Tuttavia entrambi i contendenti non possono perdere accettando "un esito del conflitto che non giustifichi gli enormi costi sopportati", né la NATO può acconsentire al crollo dell'Ucraina per le conseguenti ripercussioni sull'Alleanza: quindi come può risolversi la situazione?
Una ipotesi può esser quella di uno stallo militare, cioè una tregua infinita come è avvenuto nel conflitto Corea del Nord-Corea del Sud, tra cui non è mai stato firmato un accordo di pace. Mentre l'alternativa implica che "la naturale tendenza all'escalation, propria delle lunghe guerre d'attrito", possa evolvere o in senso "orizzontale", ossia con il coinvolgimento diretto di altri paesi nel confronto bellico, o in senso "verticale", eventualità molto più pericolosa per il rischio di impiego di armi a più alto potenziale distruttivo - minaccia del resto continuamente evocata - da quelle nucleari tattiche, cioè a basso impatto/intensità limitatamente ad obiettivi specifici, fino a quelle di distruzione di massa, ovviamente con conseguenze disastrose.

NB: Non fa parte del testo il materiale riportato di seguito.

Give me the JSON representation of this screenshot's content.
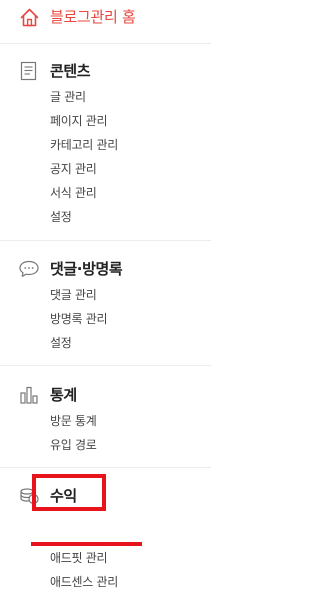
{
  "home": {
    "label": "블로그관리 홈",
    "icon": "home-icon",
    "color": "#e8473f"
  },
  "sections": [
    {
      "title": "콘텐츠",
      "icon": "document-icon",
      "items": [
        "글 관리",
        "페이지 관리",
        "카테고리 관리",
        "공지 관리",
        "서식 관리",
        "설정"
      ]
    },
    {
      "title": "댓글·방명록",
      "icon": "speech-bubble-icon",
      "items": [
        "댓글 관리",
        "방명록 관리",
        "설정"
      ]
    },
    {
      "title": "통계",
      "icon": "bar-chart-icon",
      "items": [
        "방문 통계",
        "유입 경로"
      ]
    },
    {
      "title": "수익",
      "icon": "coins-icon",
      "items": [
        "애드핏 관리",
        "애드센스 관리"
      ]
    }
  ],
  "annotations": {
    "highlight_color": "#e8141c"
  }
}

Inoltre le ripercussioni sui cambiamenti dell'assetto internazionale, considerando il ruolo dei diversi players, quali Cina e Turchia, potrebbero comportare ricadute in altri equilibri, come quello tra Cina e Taiwan; mentre lo spostamento verso Est degli equilibri NATO determinerebbe la perdita di interesse della zona verso il Mediterraneo, fatto non positivo per l'Italia.

Il relatore ha concluso affermando che, purtroppo, non si vedono condizioni perché il conflitto possa terminare: la guerra di attrito potrebbe evolvere in una situazione di "tipo coreano", mentre invece, se lo scontro dovesse alzarsi ad un livello di violenza ancora maggiore dell'attuale, la guerra potrebbe sì concludersi in breve, ma inevitabilmente in modo altamente drammatico.

All'intervento, molto apprezzato dai presenti, è seguito un breve dibattito aperto che ha denotato il vasto interesse e coinvolgimento suscitato dall'argomento e dall'elevato e competente livello della trattazione.